C’est à peu près ce qui s’est passé dans ma tête ce matin quand j’ai embrayé sur un second appel à textes (un troisième en réalité), auquel je n’avais pas pensé répondre mais dont j’avais quand même noté le sujet et le nombre de signes maximum attendu sur un post-it au-dessus de mon bureau.
Pourquoi ? La vie, le relativisme (auquel j’adhère en tant qu’objet de pensée mais que je choisis de ne pas absolutiser en l’appliquant systématiquement), les gens sur Internet qui s’écharpent sans rien connaître de l’autre et souvent pour leur droit à l’ignorance. Ça m’a énervée, car je suis une idéaliste qui persiste à avoir le sentiment de ne pas en faire assez – à raison d’ailleurs.

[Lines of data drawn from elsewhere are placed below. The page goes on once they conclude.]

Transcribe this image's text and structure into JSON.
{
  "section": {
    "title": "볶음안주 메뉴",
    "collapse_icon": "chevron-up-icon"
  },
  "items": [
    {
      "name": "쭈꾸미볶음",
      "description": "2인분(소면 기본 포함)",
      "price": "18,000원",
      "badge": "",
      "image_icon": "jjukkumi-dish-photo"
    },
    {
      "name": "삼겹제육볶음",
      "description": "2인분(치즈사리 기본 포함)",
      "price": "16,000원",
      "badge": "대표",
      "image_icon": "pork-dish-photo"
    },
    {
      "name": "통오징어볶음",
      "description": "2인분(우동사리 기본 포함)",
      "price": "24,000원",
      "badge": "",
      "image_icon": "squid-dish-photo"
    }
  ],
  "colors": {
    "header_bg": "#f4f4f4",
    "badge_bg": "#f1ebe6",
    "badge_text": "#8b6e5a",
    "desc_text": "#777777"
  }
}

Je suis à une terrasse de café dans le centre de Bordeaux. J’ai sorti mon ordinateur pour continuer à travailler sur cette nouvelle. Une vieille dame vient de me cadrer accidentellement dans son selfie de terrasse et je suis d’assez bonne humeur pour lui avoir adressé un sourire via l’objectif. La vie, pour le moment, ça va.
Mais quand j’y réfléchis, ce n’est pas tant le fait qu’ils m’aient énervée – j’écris souvent des personnages en opposition avec mes aspirations, sans parler de mes opinions. Et c’est normal. Et les textes dont je suis le plus satisfaite, et ceux qui semblent plaire le plus, sont ceux où le personnage principal est une personne que je qualifierais d’horrible dans la vraie vie, qui raconte son histoire à la première personne.
La plupart du temps, ce qui le rend horrible c’est moins la radicalité de ses actions que son immobilisme patent. En commençant à lire The Artist’s Journey, qui n’est autre que la suite logique du voyage du héros selon Pressfield, j’ai regardé les fils conducteurs qu’il traçait dans sa carrière, dans d’autres carrières, le thème qui s’en dégageait. Le sujet.
Je suis trop verte, encore, pour savoir quel est mon sujet. Je connais plusieurs de mes enjeux ; c’est déjà quelque chose.
En analysant ce procédé qui revient suffisamment chez moi pour être qualifié d’habitude, je me demande : et si c’était ça mon objectif ?
Et si j’écrivais des personnages de losers parce que les autres n’ont pas besoin de mon aide pour évoluer ?
Et si c’était moi que j’essayais de faire grandir en les poussant vers le haut ?
C’est possible. Je ne sais pas encore bien quoi faire de ça. Je me remets au travail.